Gaucher’s and Niemann-Pick are orphan diseases, with a prevalence of fewer than 200,000. The orphan disorders sector has enormous market potential.

Orphan drugs are very expensive costing, on an average, more than $250,000 annually. An orphan drug designation comes with a market exclusivity of seven years in the US and 10 years in the European Union (EU), whereby the drug is insulated from competition from similar drugs. They are also granted special benefits by regulators and insurers that make them more profitable. These benefits include exemption from filing fees (it costs nearly $1.4m for a NDA with the Food and Drug Administration (FDA)) and tax credits of approximately 50% on clinical trial costs. Thus, orphan drugs for rare diseases are an attractive market.

To capitalize on the market potential, Big Pharma players are entering the market, as shown by recent licensing agreements.
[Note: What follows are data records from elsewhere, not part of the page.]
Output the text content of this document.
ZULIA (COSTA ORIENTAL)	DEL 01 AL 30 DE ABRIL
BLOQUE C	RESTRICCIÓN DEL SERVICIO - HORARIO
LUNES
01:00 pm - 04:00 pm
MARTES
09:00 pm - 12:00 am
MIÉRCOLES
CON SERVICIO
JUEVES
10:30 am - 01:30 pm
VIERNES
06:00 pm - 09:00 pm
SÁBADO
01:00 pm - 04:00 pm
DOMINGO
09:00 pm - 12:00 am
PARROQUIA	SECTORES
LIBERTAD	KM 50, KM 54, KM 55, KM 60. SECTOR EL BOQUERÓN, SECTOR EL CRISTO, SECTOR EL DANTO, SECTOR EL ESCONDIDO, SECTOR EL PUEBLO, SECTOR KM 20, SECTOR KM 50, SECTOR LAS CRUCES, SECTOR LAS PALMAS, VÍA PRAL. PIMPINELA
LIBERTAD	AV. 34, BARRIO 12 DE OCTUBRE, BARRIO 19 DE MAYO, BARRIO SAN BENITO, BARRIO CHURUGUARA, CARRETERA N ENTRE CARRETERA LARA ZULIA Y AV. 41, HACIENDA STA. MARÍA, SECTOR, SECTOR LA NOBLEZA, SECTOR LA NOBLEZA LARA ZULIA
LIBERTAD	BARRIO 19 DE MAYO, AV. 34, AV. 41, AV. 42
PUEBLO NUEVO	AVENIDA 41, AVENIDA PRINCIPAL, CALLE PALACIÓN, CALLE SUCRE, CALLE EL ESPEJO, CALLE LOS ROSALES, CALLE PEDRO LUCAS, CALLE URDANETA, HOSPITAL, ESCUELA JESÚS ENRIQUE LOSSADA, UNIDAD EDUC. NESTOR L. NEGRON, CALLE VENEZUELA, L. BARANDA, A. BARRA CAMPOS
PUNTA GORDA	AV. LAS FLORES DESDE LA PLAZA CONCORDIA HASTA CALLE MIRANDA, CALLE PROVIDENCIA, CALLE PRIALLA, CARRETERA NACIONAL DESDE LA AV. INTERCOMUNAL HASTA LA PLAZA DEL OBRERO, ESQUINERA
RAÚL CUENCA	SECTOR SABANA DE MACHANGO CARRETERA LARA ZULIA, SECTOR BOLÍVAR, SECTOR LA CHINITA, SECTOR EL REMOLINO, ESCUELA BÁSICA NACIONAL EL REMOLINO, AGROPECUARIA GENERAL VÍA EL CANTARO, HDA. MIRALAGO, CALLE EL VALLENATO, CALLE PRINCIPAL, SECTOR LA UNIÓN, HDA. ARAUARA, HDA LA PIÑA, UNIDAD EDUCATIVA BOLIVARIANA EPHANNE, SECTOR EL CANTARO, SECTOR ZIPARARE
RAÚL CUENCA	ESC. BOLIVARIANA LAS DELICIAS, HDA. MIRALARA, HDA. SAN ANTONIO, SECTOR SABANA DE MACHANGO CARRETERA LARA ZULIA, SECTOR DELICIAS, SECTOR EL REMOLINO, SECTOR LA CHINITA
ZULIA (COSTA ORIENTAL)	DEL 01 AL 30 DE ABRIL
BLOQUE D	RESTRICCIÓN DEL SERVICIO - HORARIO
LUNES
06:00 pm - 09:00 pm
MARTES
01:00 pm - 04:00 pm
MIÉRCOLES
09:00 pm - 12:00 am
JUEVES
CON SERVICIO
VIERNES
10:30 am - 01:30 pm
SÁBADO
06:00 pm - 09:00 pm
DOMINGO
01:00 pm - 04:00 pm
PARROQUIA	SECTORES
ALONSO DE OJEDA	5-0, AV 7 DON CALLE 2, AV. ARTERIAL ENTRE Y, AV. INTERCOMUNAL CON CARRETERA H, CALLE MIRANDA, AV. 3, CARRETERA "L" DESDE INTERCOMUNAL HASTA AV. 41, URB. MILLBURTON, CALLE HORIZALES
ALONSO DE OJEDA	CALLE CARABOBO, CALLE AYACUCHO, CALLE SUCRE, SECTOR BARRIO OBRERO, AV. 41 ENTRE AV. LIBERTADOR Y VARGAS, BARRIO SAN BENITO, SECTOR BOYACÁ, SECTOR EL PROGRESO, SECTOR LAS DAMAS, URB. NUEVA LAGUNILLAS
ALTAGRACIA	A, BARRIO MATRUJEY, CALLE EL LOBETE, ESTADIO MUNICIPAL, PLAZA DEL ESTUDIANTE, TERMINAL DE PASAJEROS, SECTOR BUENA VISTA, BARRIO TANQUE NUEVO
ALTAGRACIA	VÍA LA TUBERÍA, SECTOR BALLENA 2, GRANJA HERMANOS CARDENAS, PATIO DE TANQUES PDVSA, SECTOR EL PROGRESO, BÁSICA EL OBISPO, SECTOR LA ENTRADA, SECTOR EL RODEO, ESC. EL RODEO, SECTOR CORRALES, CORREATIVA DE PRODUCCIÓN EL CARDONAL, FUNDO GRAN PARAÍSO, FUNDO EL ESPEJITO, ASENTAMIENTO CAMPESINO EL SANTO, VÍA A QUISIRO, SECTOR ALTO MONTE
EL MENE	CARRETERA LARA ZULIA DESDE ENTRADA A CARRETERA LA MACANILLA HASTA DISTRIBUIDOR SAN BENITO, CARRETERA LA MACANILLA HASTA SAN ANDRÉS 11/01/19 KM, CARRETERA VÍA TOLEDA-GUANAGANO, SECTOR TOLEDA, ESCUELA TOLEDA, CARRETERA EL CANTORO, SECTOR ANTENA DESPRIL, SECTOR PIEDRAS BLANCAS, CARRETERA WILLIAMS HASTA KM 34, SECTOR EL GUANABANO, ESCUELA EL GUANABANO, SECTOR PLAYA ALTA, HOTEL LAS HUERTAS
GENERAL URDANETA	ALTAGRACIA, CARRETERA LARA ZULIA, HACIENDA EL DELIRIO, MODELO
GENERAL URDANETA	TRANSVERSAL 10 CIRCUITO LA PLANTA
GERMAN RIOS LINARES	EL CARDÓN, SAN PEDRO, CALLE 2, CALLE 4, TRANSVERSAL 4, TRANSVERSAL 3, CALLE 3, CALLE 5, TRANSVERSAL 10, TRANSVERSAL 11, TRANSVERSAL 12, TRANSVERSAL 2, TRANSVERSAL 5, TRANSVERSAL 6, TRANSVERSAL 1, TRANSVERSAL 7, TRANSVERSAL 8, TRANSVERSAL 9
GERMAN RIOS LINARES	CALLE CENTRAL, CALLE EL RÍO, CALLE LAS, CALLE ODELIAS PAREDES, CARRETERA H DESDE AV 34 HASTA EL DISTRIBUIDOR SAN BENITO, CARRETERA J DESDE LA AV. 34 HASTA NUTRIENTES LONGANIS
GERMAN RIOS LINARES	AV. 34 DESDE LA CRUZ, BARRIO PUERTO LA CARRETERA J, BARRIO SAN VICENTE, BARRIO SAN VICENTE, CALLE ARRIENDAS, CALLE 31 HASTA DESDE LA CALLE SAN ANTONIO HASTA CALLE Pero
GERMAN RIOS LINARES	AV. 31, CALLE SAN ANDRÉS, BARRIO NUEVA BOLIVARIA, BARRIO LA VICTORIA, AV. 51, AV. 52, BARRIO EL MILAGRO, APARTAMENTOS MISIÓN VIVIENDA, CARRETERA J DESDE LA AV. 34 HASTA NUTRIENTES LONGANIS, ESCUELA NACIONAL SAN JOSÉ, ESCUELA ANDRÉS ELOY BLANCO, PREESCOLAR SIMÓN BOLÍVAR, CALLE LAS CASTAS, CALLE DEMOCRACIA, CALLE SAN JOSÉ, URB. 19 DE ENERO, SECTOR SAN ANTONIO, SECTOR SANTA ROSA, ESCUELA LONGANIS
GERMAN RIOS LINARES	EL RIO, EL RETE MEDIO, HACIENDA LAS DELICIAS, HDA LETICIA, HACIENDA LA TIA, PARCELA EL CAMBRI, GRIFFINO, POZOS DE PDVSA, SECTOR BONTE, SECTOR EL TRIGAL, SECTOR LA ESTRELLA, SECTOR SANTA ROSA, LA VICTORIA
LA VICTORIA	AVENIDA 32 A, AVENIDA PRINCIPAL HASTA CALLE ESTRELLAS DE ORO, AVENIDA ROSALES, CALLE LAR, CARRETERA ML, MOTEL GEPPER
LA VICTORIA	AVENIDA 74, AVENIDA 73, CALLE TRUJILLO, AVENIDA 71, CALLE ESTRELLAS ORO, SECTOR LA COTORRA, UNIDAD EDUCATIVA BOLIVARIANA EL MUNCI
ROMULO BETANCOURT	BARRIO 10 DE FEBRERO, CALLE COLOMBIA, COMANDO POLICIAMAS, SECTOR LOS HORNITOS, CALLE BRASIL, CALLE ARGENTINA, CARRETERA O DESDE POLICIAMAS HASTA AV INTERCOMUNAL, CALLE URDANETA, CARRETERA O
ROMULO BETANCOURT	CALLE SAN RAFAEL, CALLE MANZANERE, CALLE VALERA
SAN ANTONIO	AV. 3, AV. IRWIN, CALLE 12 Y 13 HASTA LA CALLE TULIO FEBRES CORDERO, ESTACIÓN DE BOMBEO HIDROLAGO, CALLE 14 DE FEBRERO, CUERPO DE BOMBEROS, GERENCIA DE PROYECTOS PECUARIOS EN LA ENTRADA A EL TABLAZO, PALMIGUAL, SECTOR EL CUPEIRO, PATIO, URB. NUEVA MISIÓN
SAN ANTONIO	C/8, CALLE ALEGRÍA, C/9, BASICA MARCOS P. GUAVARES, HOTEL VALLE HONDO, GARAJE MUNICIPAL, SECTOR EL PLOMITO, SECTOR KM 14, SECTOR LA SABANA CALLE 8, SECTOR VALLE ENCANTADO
GlaxoSmithKline (GSK) and Sanofi have been involved in licensing agreements and acquisition deals to either enter or strengthen their presence in the orphan neurometabolic disorders market.

While Sanofi acquired Genzyme, the market leader in the neurometabolic market, GSK and Pfizer struck licensing deals with Amicus and Protalix respectively, for drugs indicated for the treatment of Fabry and Gaucher’s disease.


Genzyme’s Competitors Stand to Gain from Fabrazyme and Cerezyme Shortage

Genzyme reported a shortage of Fabrazyme and Cerezyme in 2009 due to a viral contamination in one of its bioreactors at the Allston facility. This resulted in a significant decline in revenue in 2009 and 2010.

As a result of the viral contamination and supply shortage, physicians and patients are looking to other therapeutic options. For instance, patients with Fabry disease who were on Fabrazyme have either reduced their yearly dosage of Fabrazyme or have switched to other therapies such as Replagal (approved for Fabry disease in the EU), which also rapidly captured market share in other European countries.

Sales of VPRIV and Zavesca (other therapeutic options for the treatment of Gaucher’s disease) have also reported an increase in sales due to the shortage.

Thus, companies with promising drugs for the treatment of the aforementioned indications and competitors already marketing drugs for these indications will stand to gain if the aforementioned drugs remain in short supply. Genzyme, the market leader in this segment, will lose market share to its competitors if the shortage continues.